Margaret’s cited influences of Brian Eno and Yo La Tengo, combined with moments perhaps even evocative of Vangelis, position the album alongside an excellent company of influences. There is admittedly little transcendent nor ground-breaking innovation on offer in this ambient, keys-led album, but it is clear that Margaret never intended to create some pretentious, revolutionary sonic masterpiece. 

Instead, Mia Gargaret should be approached as an exploration of personal sensations from an artist stripped of her literal voice. So effectively do songs like ‘for Zoya in China’ and ‘3 movements’ elicit an overwhelming sense of calm through near-entirely instrumental methods, that by the time Margaret’s voice does emerge, healed and restored on final track ‘lesson’ it is quite remarkable that so much has been said in the 25 minutes prior without a word of hers being sung.

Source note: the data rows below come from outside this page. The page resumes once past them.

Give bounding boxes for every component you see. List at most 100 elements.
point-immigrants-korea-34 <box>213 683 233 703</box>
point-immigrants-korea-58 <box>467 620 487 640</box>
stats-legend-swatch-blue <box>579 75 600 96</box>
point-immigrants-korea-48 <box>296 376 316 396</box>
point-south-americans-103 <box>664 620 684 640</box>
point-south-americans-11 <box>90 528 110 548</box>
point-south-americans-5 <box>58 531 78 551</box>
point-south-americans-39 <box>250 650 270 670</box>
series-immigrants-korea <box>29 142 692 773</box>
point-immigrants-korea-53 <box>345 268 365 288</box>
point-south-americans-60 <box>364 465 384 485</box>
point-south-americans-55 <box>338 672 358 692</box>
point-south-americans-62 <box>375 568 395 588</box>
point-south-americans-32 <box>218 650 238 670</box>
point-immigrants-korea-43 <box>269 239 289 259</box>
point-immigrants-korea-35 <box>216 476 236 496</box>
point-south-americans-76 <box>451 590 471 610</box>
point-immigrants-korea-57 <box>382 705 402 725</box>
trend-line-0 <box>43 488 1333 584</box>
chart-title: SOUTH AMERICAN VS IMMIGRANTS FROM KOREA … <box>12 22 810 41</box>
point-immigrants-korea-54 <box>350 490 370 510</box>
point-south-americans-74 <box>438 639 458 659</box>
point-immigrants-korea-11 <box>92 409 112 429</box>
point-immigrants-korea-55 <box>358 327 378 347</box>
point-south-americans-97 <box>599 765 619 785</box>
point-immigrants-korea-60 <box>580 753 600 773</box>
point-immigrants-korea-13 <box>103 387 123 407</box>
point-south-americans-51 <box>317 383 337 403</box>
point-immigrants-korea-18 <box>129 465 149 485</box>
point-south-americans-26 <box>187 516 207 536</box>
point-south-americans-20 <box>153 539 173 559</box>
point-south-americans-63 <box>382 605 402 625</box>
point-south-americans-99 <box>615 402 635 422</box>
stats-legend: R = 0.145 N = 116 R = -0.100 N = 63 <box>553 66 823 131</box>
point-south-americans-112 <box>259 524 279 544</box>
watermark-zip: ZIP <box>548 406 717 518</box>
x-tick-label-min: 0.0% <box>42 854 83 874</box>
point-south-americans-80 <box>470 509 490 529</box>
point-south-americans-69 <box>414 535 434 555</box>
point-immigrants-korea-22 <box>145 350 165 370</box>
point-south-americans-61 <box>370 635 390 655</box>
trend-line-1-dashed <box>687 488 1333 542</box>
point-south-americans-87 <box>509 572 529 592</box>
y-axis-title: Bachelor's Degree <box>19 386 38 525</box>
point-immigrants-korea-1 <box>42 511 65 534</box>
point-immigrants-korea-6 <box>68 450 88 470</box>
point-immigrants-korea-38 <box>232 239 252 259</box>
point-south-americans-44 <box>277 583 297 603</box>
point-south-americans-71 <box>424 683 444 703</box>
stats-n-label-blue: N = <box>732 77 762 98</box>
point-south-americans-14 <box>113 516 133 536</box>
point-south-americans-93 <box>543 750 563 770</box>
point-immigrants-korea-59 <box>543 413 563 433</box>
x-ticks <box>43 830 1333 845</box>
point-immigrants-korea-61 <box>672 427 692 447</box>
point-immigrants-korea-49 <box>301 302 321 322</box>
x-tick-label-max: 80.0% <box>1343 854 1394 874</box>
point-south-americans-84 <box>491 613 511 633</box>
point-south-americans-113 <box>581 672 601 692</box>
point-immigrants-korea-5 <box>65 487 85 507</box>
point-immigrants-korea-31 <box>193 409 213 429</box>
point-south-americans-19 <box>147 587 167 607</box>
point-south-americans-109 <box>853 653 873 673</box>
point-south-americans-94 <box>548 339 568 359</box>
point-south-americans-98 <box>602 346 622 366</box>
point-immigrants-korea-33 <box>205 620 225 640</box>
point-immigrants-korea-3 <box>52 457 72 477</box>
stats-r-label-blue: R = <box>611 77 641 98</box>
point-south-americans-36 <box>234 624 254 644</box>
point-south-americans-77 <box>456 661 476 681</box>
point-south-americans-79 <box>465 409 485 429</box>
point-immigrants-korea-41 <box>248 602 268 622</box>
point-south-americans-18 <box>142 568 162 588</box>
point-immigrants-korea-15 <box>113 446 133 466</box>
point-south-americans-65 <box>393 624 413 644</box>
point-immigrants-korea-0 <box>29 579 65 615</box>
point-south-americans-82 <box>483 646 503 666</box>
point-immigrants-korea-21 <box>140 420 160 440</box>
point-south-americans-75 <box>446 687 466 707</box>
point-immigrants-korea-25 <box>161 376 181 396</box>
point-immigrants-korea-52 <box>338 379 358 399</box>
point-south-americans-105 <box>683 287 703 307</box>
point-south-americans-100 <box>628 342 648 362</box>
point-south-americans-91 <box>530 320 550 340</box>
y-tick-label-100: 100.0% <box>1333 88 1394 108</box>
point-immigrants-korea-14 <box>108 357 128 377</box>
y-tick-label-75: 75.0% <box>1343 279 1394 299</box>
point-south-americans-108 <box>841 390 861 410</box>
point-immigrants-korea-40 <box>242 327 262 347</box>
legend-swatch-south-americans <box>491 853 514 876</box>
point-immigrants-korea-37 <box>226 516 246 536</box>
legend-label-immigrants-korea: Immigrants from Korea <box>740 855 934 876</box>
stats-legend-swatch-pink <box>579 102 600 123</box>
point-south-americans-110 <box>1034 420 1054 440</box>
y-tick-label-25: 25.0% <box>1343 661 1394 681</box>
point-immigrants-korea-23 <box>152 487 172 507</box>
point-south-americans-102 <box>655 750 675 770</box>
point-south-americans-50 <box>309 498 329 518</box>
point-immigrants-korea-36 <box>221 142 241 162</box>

What should be appreciated on this album is a reflection of sorts – Gia Margaret, but not really. A parallel figure: Mia Gargaret – resembling herself in the mirror, or submerged in her watery cover art. If this album serves as a side-project, only coming into existence as a result of sudden illness, the next album from Gia Margaret should prove to be an incredibly compelling project, so long as the artist is able to fuse this latest instrumental expressivity with the voice that we have come to miss. At 27 minutes long, the album does not ask a great deal from its listeners, instead offering an inviting hand to them and into a realm of cloudy tranquillity, complete with soft arpeggios and lectures from Alan Watts.

Mia Gargaret is out now on Dalliance Recordings.